Janie, my birth mother, and her husband of five months, Chris, were staying temporarily away from their home in Surrey because my appearance and the wedding date math did not match and tongues would wag. They were in a couple of rooms far from home and hoped the adoption would take immediate effect. But it did not. After some weeks Chris had to return to his ship in Scotland, and Janie was left alone with me, as she told me fifty years later, she was desperate to be rid of this baby that she hated, and as the days passed she grew more and more despairing. The town we were in was her original hometown in the county of Essex and she had the company of several of her sisters—she was the eldest girl in a family of four girls and four boys. She was estranged from her father and stepmother, and without the presence of her husband she felt lost and alone with a huge burden to bear.

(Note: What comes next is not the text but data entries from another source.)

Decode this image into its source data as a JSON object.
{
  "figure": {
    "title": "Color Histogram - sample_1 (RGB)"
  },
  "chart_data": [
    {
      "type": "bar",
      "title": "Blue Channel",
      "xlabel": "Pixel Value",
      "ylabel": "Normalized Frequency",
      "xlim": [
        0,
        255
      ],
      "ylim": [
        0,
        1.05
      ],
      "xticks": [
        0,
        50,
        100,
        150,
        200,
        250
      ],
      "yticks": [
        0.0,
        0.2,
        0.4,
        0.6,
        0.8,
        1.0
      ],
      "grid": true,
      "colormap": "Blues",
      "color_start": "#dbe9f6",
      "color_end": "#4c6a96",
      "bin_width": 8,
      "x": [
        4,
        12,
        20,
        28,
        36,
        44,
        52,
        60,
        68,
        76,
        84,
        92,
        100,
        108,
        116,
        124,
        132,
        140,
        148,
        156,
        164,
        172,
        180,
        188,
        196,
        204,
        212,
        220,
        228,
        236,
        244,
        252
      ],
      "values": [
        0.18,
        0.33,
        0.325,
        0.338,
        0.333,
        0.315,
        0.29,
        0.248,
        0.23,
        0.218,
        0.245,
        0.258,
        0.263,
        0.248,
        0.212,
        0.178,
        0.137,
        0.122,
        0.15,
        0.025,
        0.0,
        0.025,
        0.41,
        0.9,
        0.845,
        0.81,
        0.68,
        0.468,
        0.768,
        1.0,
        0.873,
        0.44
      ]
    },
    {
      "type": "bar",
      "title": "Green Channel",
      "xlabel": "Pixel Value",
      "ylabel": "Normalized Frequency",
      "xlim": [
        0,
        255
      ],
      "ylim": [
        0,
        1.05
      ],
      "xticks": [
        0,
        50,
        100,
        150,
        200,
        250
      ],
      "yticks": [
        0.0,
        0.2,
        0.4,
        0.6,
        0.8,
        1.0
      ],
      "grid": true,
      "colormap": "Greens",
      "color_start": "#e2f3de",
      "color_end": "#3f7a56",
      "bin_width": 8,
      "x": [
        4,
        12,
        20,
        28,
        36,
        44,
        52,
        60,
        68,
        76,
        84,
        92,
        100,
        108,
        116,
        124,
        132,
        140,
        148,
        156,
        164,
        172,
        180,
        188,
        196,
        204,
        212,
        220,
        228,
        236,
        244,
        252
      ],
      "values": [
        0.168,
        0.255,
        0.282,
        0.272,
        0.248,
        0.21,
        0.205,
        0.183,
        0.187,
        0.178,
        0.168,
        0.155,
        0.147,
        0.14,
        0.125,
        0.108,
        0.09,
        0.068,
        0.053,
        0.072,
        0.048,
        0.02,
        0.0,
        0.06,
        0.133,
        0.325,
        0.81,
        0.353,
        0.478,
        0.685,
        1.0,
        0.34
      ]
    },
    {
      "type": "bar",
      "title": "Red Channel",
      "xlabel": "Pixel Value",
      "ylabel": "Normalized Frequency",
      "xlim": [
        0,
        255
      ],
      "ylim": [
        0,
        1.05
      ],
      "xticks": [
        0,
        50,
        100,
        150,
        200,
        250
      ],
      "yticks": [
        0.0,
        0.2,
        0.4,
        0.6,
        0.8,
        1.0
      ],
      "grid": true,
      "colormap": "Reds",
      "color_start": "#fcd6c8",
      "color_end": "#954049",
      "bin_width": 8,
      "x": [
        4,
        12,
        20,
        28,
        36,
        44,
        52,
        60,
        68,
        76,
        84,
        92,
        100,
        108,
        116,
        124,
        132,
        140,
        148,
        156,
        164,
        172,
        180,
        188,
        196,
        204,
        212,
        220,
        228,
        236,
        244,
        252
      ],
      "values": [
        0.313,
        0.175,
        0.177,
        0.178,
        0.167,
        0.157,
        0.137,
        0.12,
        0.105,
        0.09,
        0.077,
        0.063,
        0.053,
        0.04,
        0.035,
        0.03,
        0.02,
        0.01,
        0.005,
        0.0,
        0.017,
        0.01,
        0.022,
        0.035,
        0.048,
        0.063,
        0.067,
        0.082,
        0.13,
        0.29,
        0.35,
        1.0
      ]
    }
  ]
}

She tried to smother me, but her nerve failed her.
Then one of her sisters told her of a mutual friend of theirs, Dolly, aka Doll, who was grieving deeply for the loss of her own baby daughter to crib death.
Was this the way out?
On May 8, 1945, Victory in Europe Day, Janie and one of her sisters, Lucy, carried me to Doll’s home. They had to make their way through the tables and chairs being set up for the street party that afternoon, one of the thousands of such parties held all over the UK that day.
Doll was, apparently, in no state to make a coherent decision. She had been unable to work since April 1, when her daughter had died, and had suffered a complete nervous collapse.
However, Doll’s bedridden mother was clearheaded and able to set terms for the deal. Janie was to have no more contact with me—ever. I would be brought up as Doll’s daughter. My Aunt Lucy told me many years later that when everything had been agreed, Doll grabbed hold of me and held me fast.
Janie and Lucy left, and it was to be forty-seven years before I saw my mother again.
A few weeks later Janie’s youngest sister, Rose, aged fourteen, came to see me in my new home. She was to become one of the most significant figures in my life—a loving presence and support in spite of all my ups and downs. Back then in 1945 I was lying in my buggy, she said, in the front garden and she peeped around the hood to see me. Her heart leapt at the sight of me and she knew she could never leave me. She asked Doll if she could keep in touch and Doll said certainly she could. Such a simple request from an impromptu visit and a ready assent from my new mother was to provide me with something stable to hold on to when life’s storms threatened to extinguish me. Seventy years later Rose is still a most loving influence in my life. I was a bridesmaid at her wedding; she and her new husband came to see me just after their wedding and took me out for days of fun; every birthday there has been a card from her; and her door is ever open to me. She is my darling Auntie Rose, and dedicating this book to her is such a small thing to do in return for a lifetime’s love.